One of the surprise hits of the 2016 North American International Auto Show was the Buick Avista coupe. Unlike, however, the impressive Lexus LC 500 and Infiniti Q60 coupes that also made their debuts at Detroit, there are no plans to put the shapely Avista into production — at least no plans General Motors is willing to share at this moment. Officially, it’s a concept.
The Avista could be just the sort of vehicle to create fresh interest in GM’s oldest brand. Make no mistake, Buick is actually doing rather well. Notching 1.23 million global sales last year, Buick is GM’s second-largest brand. Okay, a lot of those sales were in China, where the marque is held in high esteem from the time nearly a century ago when no less than Pu Yi, its last emperor, rode around in one.
Here in the U.S., Buick’s had a reputation of being Grandpa’s brand, with the average age of an American Buick customer hovering at about double the 30-something demographic it nets in China. Buick’s growing lineup of crossover SUVs — the large Enclave, the subcompact Encore and the upcoming, Chinese-built midsize Envision — will shave years, if not decades, off of that statistic. But Avista, if executed well, can be the showroom candy that brings some passion to the brand.
There have been false starts in recent years: a pair of glitzy gullwinged Riviera show cars, and the 2+2 Velite roadster, which GM Global Product Development Executive VP Mark Reuss personally championed for production in 2005.
Mo Beta Alpha
The Avista show car, however, is grounded in reality. It sits on 2016 Camaro production-car bones. GM has this great new rear-drive Alpha platform that underpins the Cadillac CTS, Cadillac ATS and now the Camaro — same 110.7-in wheelbase, same wide track, same excellent Alpha suspension, steering bits, and Magnetic Ride Control shocks.
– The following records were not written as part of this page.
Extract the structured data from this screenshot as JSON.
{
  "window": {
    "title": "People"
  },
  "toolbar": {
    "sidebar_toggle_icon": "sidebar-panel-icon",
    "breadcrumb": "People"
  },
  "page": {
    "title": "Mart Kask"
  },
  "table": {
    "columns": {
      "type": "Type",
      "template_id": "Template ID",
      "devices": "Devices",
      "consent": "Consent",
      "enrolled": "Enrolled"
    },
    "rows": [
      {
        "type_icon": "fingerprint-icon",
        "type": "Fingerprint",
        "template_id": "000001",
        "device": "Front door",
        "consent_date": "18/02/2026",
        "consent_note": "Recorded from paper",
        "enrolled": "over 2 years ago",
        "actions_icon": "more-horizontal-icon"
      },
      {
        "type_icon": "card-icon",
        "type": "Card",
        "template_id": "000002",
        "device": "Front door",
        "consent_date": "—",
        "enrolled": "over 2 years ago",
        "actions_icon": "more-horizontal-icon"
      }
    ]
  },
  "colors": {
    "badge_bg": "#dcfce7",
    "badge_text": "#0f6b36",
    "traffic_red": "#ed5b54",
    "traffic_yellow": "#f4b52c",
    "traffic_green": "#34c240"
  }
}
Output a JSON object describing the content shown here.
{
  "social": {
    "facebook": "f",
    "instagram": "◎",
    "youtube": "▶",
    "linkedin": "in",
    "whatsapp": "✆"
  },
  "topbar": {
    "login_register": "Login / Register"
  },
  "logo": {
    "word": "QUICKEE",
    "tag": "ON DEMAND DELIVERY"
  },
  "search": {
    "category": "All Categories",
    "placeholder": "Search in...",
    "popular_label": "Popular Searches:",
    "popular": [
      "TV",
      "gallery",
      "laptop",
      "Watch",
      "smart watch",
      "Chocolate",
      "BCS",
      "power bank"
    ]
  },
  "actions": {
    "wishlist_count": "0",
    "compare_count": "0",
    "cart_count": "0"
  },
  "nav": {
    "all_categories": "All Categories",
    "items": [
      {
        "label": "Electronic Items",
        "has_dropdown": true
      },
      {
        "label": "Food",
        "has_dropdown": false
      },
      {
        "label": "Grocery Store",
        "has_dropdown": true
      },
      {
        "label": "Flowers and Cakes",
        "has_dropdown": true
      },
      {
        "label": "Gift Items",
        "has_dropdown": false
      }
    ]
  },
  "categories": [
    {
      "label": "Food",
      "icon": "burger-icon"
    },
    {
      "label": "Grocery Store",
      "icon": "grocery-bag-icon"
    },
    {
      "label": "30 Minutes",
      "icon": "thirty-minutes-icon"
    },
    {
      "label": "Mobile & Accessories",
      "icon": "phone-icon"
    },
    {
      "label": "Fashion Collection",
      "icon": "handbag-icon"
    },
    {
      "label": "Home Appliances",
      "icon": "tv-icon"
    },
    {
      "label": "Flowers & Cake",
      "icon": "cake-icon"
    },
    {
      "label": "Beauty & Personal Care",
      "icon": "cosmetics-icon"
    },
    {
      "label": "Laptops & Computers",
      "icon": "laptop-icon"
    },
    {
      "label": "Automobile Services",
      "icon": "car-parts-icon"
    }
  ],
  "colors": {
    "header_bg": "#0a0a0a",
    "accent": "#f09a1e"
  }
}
Under the hood lies the 400-horsepower, 400-lb.-ft 3.0-liter DOHC twin-turbo V6 and 8-speed automatic from the 2017 Cadillac CT6 flagship and Buick Avenir concept. While that’s not quite the 464-horsepower 3.6-liter DOHC V6 of the rip-snorting Cadillac ATS-V, GM suggested that the 400-horse twin-turbo V6 would be capable of launching the Avista from rest to 60 mph in just over four seconds. As the Buick-trified Camaro motored onto the stage at its NAIAS unveiling, it had all of the mojo of a Regal Grand National or GNX and then some.
More than just a Camaro rebodied at Nordstroms, the Avista marries the low, wide stance of Chevy’s muscle car with the flowing design language of modern Buicks. Strong shoulders and a handsome dash-to-axle ratio are set off by winged LED lighting elements and perhaps the best-looking iteration of Buick’s shield grille yet.
Inside, the swoopy forms of the Avista’s dash, console and seats are mostly vaporware at this point, but significant is the electric shifter, similar in principle to the one in the upcoming 2017 LaCrosse and most BMWs. There is no PRNDL pattern; the driver taps the shifter back for drive and forward and to the left for Reverse.
Fountain of Youth
The Avista excites as much as the newest production Buick, the Cascada, underwhelms. And its fresh approach pretty much makes amends for the badge-engineered Opel Astra convertible wearing a Buick moustache. The Cascada is a place-keeper, not a bad car but a convertible of convenience that allows product planners to check off the box marked “sporty Buick in showroom.” Until something better comes along, that is.
That something better would be the Avista. Buick is promising seven new or revised models by 2018. Sure, coupes (or convertibles) don’t sell in big numbers, but they do get buyers dreaming big. We’re hoping that the head-turning Avista coupe is one of them.